WASHINGTON — The Pentagon recently conducted a "deep dive" review of the Air Force's troubled ground control system for its next-generation GPS satellites, and will allow the program to move forward — for now.
Lt. Gen. Arnie Bunch, the Air Force's deputy assistant secretary for acquisition, acknowledged the review occurred, and said it "went well." But he emphasized that cancellation is still on the table if Raytheon does not meet established milestones for the program.
"We don't want to do that, it's a critical capability, but that is still an avenue that's out there that we will have to go to if we don't see progress."

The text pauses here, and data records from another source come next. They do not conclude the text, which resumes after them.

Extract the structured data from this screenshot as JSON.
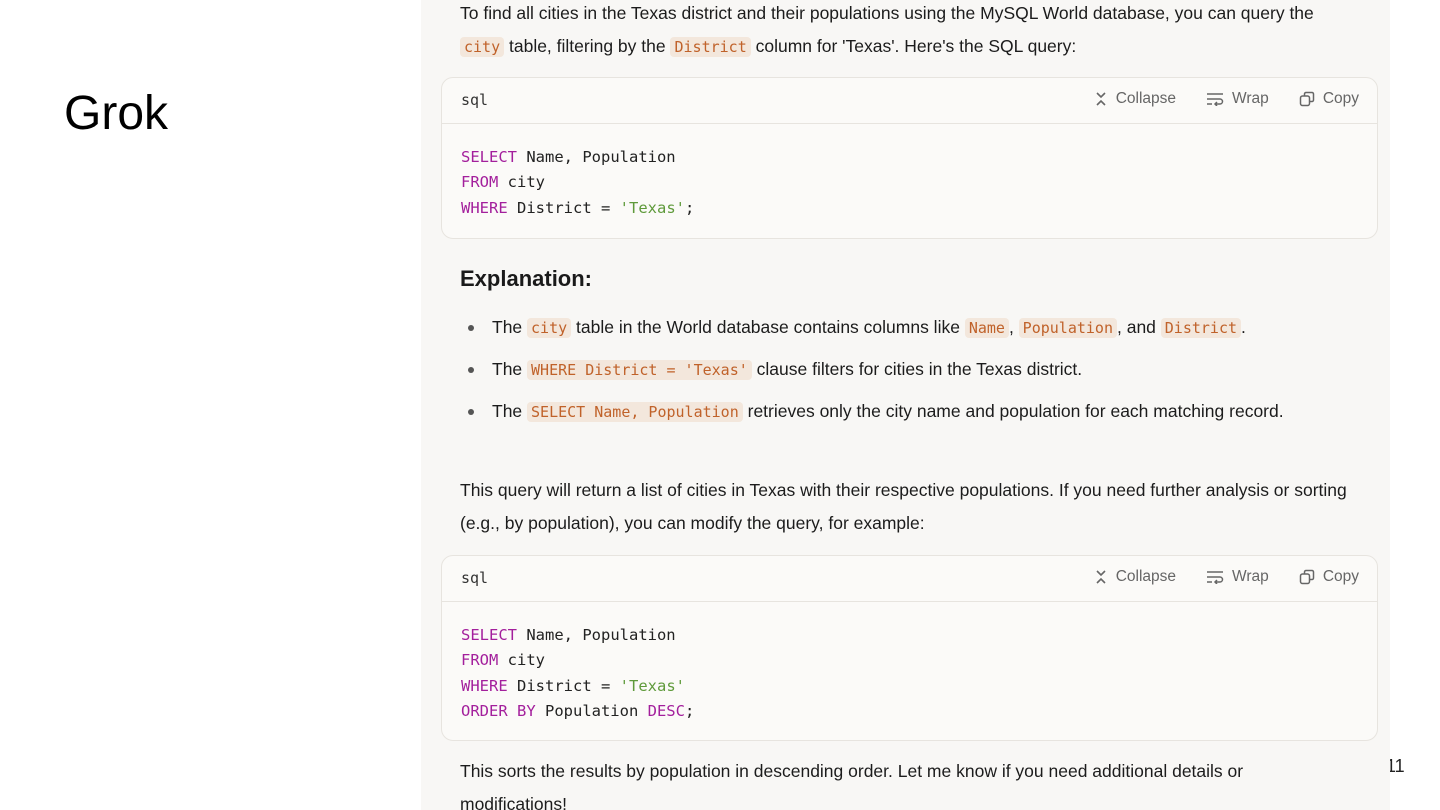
{
  "slide": {
    "title": "Grok",
    "page_number": "11"
  },
  "response": {
    "intro": {
      "t1": "To find all cities in the Texas district and their populations using the MySQL World database, you can query the ",
      "c1": "city",
      "t2": " table, filtering by the ",
      "c2": "District",
      "t3": " column for 'Texas'. Here's the SQL query:"
    },
    "code_toolbar": {
      "lang": "sql",
      "collapse": "Collapse",
      "wrap": "Wrap",
      "copy": "Copy"
    },
    "code1": [
      [
        {
          "k": "SELECT"
        },
        {
          "t": " Name, Population"
        }
      ],
      [
        {
          "k": "FROM"
        },
        {
          "t": " city"
        }
      ],
      [
        {
          "k": "WHERE"
        },
        {
          "t": " District = "
        },
        {
          "s": "'Texas'"
        },
        {
          "t": ";"
        }
      ]
    ],
    "explanation_heading": "Explanation:",
    "bullets": [
      {
        "t1": "The ",
        "c1": "city",
        "t2": " table in the World database contains columns like ",
        "c2": "Name",
        "t3": ", ",
        "c3": "Population",
        "t4": ", and ",
        "c4": "District",
        "t5": "."
      },
      {
        "t1": "The ",
        "c1": "WHERE District = 'Texas'",
        "t2": " clause filters for cities in the Texas district."
      },
      {
        "t1": "The ",
        "c1": "SELECT Name, Population",
        "t2": " retrieves only the city name and population for each matching record."
      }
    ],
    "para2": "This query will return a list of cities in Texas with their respective populations. If you need further analysis or sorting (e.g., by population), you can modify the query, for example:",
    "code2": [
      [
        {
          "k": "SELECT"
        },
        {
          "t": " Name, Population"
        }
      ],
      [
        {
          "k": "FROM"
        },
        {
          "t": " city"
        }
      ],
      [
        {
          "k": "WHERE"
        },
        {
          "t": " District = "
        },
        {
          "s": "'Texas'"
        }
      ],
      [
        {
          "k": "ORDER BY"
        },
        {
          "t": " Population "
        },
        {
          "k": "DESC"
        },
        {
          "t": ";"
        }
      ]
    ],
    "closing": "This sorts the results by population in descending order. Let me know if you need additional details or modifications!"
  }
}
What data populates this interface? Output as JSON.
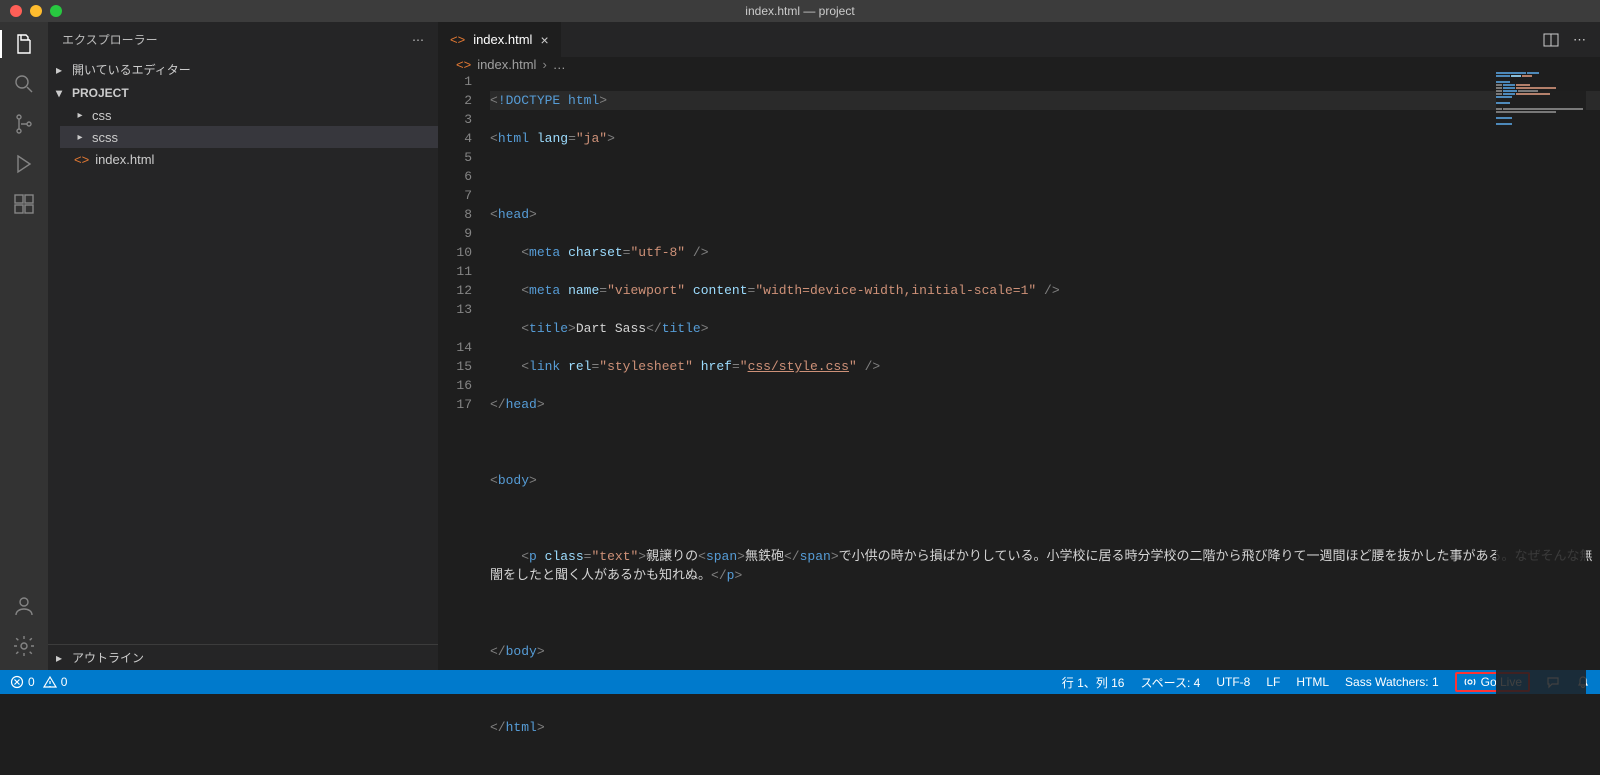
{
  "window": {
    "title": "index.html — project"
  },
  "sidebar": {
    "title": "エクスプローラー",
    "open_editors": "開いているエディター",
    "project": "PROJECT",
    "folders": [
      {
        "name": "css"
      },
      {
        "name": "scss"
      }
    ],
    "file": "index.html",
    "outline": "アウトライン"
  },
  "tab": {
    "name": "index.html"
  },
  "breadcrumb": {
    "file": "index.html",
    "more": "…"
  },
  "code": {
    "lines": {
      "l1": {
        "doc": "!DOCTYPE",
        "html": "html"
      },
      "l2": {
        "tag": "html",
        "attr": "lang",
        "val": "\"ja\""
      },
      "l4": {
        "tag": "head"
      },
      "l5": {
        "tag": "meta",
        "attr": "charset",
        "val": "\"utf-8\""
      },
      "l6": {
        "tag": "meta",
        "a1": "name",
        "v1": "\"viewport\"",
        "a2": "content",
        "v2": "\"width=device-width,initial-scale=1\""
      },
      "l7": {
        "tag": "title",
        "text": "Dart Sass"
      },
      "l8": {
        "tag": "link",
        "a1": "rel",
        "v1": "\"stylesheet\"",
        "a2": "href",
        "v2": "css/style.css"
      },
      "l9": {
        "tag": "head"
      },
      "l11": {
        "tag": "body"
      },
      "l13": {
        "tag": "p",
        "attr": "class",
        "val": "\"text\"",
        "pre": "親譲りの",
        "span": "span",
        "mid": "無鉄砲",
        "tail": "で小供の時から損ばかりしている。小学校に居る時分学校の二階から飛び降りて一週間ほど腰を抜かした事がある。なぜそんな無闇をしたと聞く人があるかも知れぬ。"
      },
      "l15": {
        "tag": "body"
      },
      "l17": {
        "tag": "html"
      }
    }
  },
  "status": {
    "errors": "0",
    "warnings": "0",
    "cursor": "行 1、列 16",
    "spaces": "スペース: 4",
    "encoding": "UTF-8",
    "eol": "LF",
    "lang": "HTML",
    "sass": "Sass Watchers: 1",
    "golive": "Go Live"
  }
}
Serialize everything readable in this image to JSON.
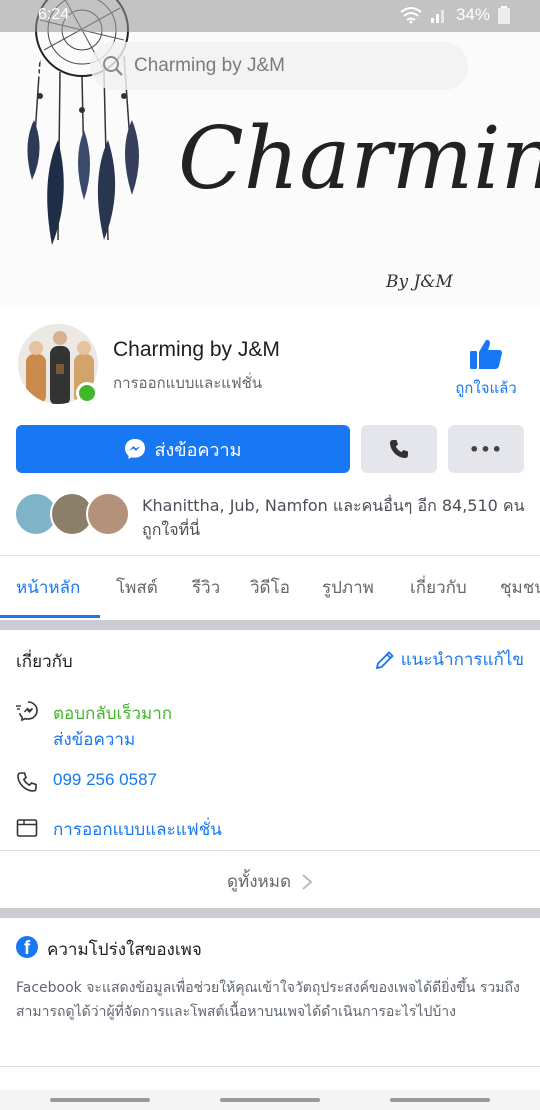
{
  "status_bar": {
    "time": "6:24",
    "battery": "34%"
  },
  "search": {
    "placeholder": "Charming by J&M"
  },
  "cover": {
    "title_art": "Charming",
    "byline": "By J&M"
  },
  "page": {
    "name": "Charming by J&M",
    "category": "การออกแบบและแฟชั่น",
    "like_label": "ถูกใจแล้ว",
    "message_label": "ส่งข้อความ",
    "likes_line1": "Khanittha, Jub, Namfon และคนอื่นๆ อีก 84,510 คน",
    "likes_line2": "ถูกใจที่นี่"
  },
  "tabs": [
    {
      "label": "หน้าหลัก"
    },
    {
      "label": "โพสต์"
    },
    {
      "label": "รีวิว"
    },
    {
      "label": "วิดีโอ"
    },
    {
      "label": "รูปภาพ"
    },
    {
      "label": "เกี่ยวกับ"
    },
    {
      "label": "ชุมชน"
    }
  ],
  "about": {
    "title": "เกี่ยวกับ",
    "suggest_edit": "แนะนำการแก้ไข",
    "quick_reply": "ตอบกลับเร็วมาก",
    "send_message": "ส่งข้อความ",
    "phone": "099 256 0587",
    "category": "การออกแบบและแฟชั่น",
    "see_all": "ดูทั้งหมด"
  },
  "transparency": {
    "title": "ความโปร่งใสของเพจ",
    "body": "Facebook จะแสดงข้อมูลเพื่อช่วยให้คุณเข้าใจวัตถุประสงค์ของเพจได้ดียิ่งขึ้น รวมถึงสามารถดูได้ว่าผู้ที่จัดการและโพสต์เนื้อหาบนเพจได้ดำเนินการอะไรไปบ้าง"
  },
  "colors": {
    "accent": "#1877f2",
    "online": "#42b72a",
    "button_gray": "#e4e6eb"
  },
  "icons": [
    "search-icon",
    "wifi-icon",
    "signal-icon",
    "battery-icon",
    "like-thumb-icon",
    "messenger-icon",
    "phone-icon",
    "more-icon",
    "pencil-icon",
    "quick-reply-icon",
    "phone-row-icon",
    "category-icon",
    "chevron-right-icon",
    "facebook-icon"
  ]
}
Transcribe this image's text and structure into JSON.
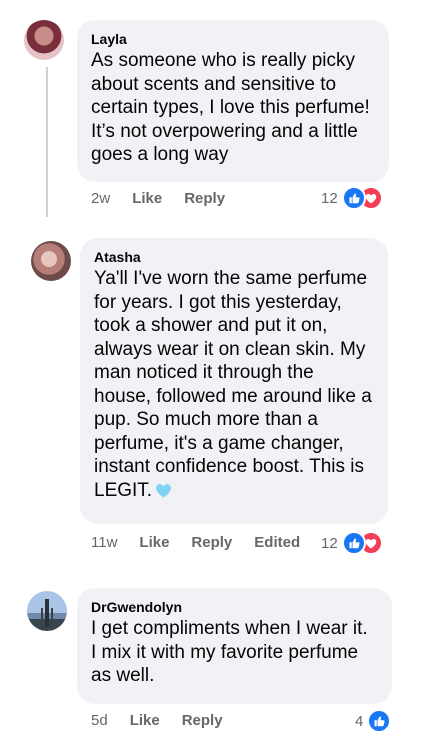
{
  "comments": [
    {
      "name": "Layla",
      "text": "As someone who is really picky\nabout scents and sensitive to\ncertain types, I love this perfume!\nIt’s not overpowering and a little\ngoes a long way",
      "time": "2w",
      "like": "Like",
      "reply": "Reply",
      "reaction_count": "12",
      "reactions": [
        "like-icon",
        "love-icon"
      ]
    },
    {
      "name": "Atasha",
      "text": "Ya'll I've worn the same perfume\nfor years. I got this yesterday,\ntook a shower and put it on,\nalways wear it on clean skin. My\nman noticed it through the\nhouse, followed me around like a\npup. So much more than a\nperfume, it's a game changer,\ninstant confidence boost. This is\nLEGIT.",
      "emoji": "light-blue-heart",
      "time": "11w",
      "like": "Like",
      "reply": "Reply",
      "edited": "Edited",
      "reaction_count": "12",
      "reactions": [
        "like-icon",
        "love-icon"
      ]
    },
    {
      "name": "DrGwendolyn",
      "text": "I get compliments when I wear it.\nI mix it with my favorite perfume\nas well.",
      "time": "5d",
      "like": "Like",
      "reply": "Reply",
      "reaction_count": "4",
      "reactions": [
        "like-icon"
      ]
    }
  ],
  "colors": {
    "bubble": "#f0f2f5",
    "meta_text": "#65676b",
    "like_blue": "#1877f2",
    "love_red": "#f33e58"
  }
}
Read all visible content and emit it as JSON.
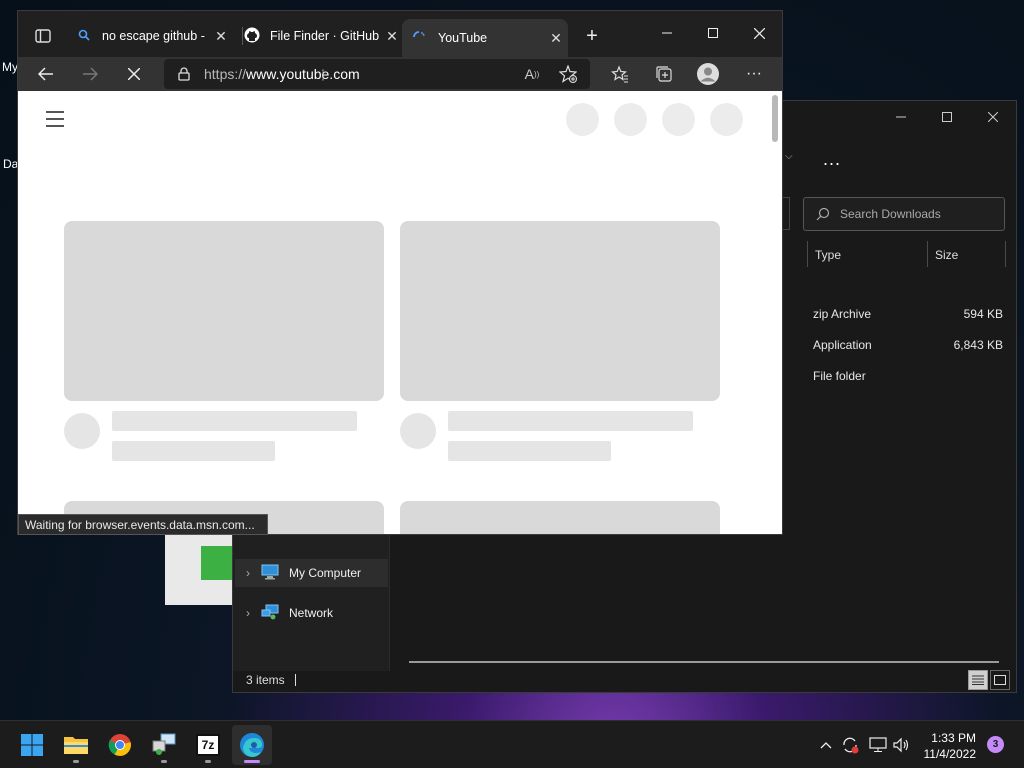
{
  "desktop": {
    "icon_label_partial_1": "My",
    "icon_label_partial_2": "Da"
  },
  "explorer": {
    "search_placeholder": "Search Downloads",
    "columns": {
      "type": "Type",
      "size": "Size"
    },
    "rows": [
      {
        "type": "zip Archive",
        "size": "594 KB"
      },
      {
        "type": "Application",
        "size": "6,843 KB"
      },
      {
        "type": "File folder",
        "size": ""
      }
    ],
    "nav_items": [
      {
        "label": "My Computer",
        "icon": "computer-icon",
        "selected": true
      },
      {
        "label": "Network",
        "icon": "network-icon",
        "selected": false
      }
    ],
    "status": "3 items",
    "more_label": "..."
  },
  "browser": {
    "tabs": [
      {
        "title": "no escape github -",
        "icon": "search-icon",
        "active": false
      },
      {
        "title": "File Finder · GitHub",
        "icon": "github-icon",
        "active": false
      },
      {
        "title": "YouTube",
        "icon": "loading-spinner-icon",
        "active": true
      }
    ],
    "url_prefix": "https://",
    "url_host": "www.youtube.com",
    "status_text": "Waiting for browser.events.data.msn.com..."
  },
  "taskbar": {
    "apps": [
      "windows-start-icon",
      "file-explorer-icon",
      "chrome-icon",
      "network-tool-icon",
      "7zip-icon",
      "edge-icon"
    ],
    "app_7z_label": "7z",
    "time": "1:33 PM",
    "date": "11/4/2022",
    "notification_count": "3"
  },
  "colors": {
    "accent": "#c58af9",
    "browser_dark": "#202020",
    "skeleton": "#d9d9d9"
  }
}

The Pentagon can't afford any further delays to OCX. The most recent two-year shift creates a capability gap starting in 2019, when the Air Force needs to begin replacing its aging GPS Block II satellites with modernized GPS IIIs, because the current ground control system cannot accommodate the new technology.
The Pentagon has received a "baseline integrated master schedule" that lays out Raytheon's step-by-step plan for the program over the next few years, including the two-year extension, Bunch said. A new service cost position is still under review, he said. OCX has not incurred a so-called "Nunn McCurdy" cost breach, Air Force spokesman Maj. Rob Leese confirmed after Bunch's remarks.
The department will conduct another comprehensive review of OCX in about three months, said a Pentagon spokesman.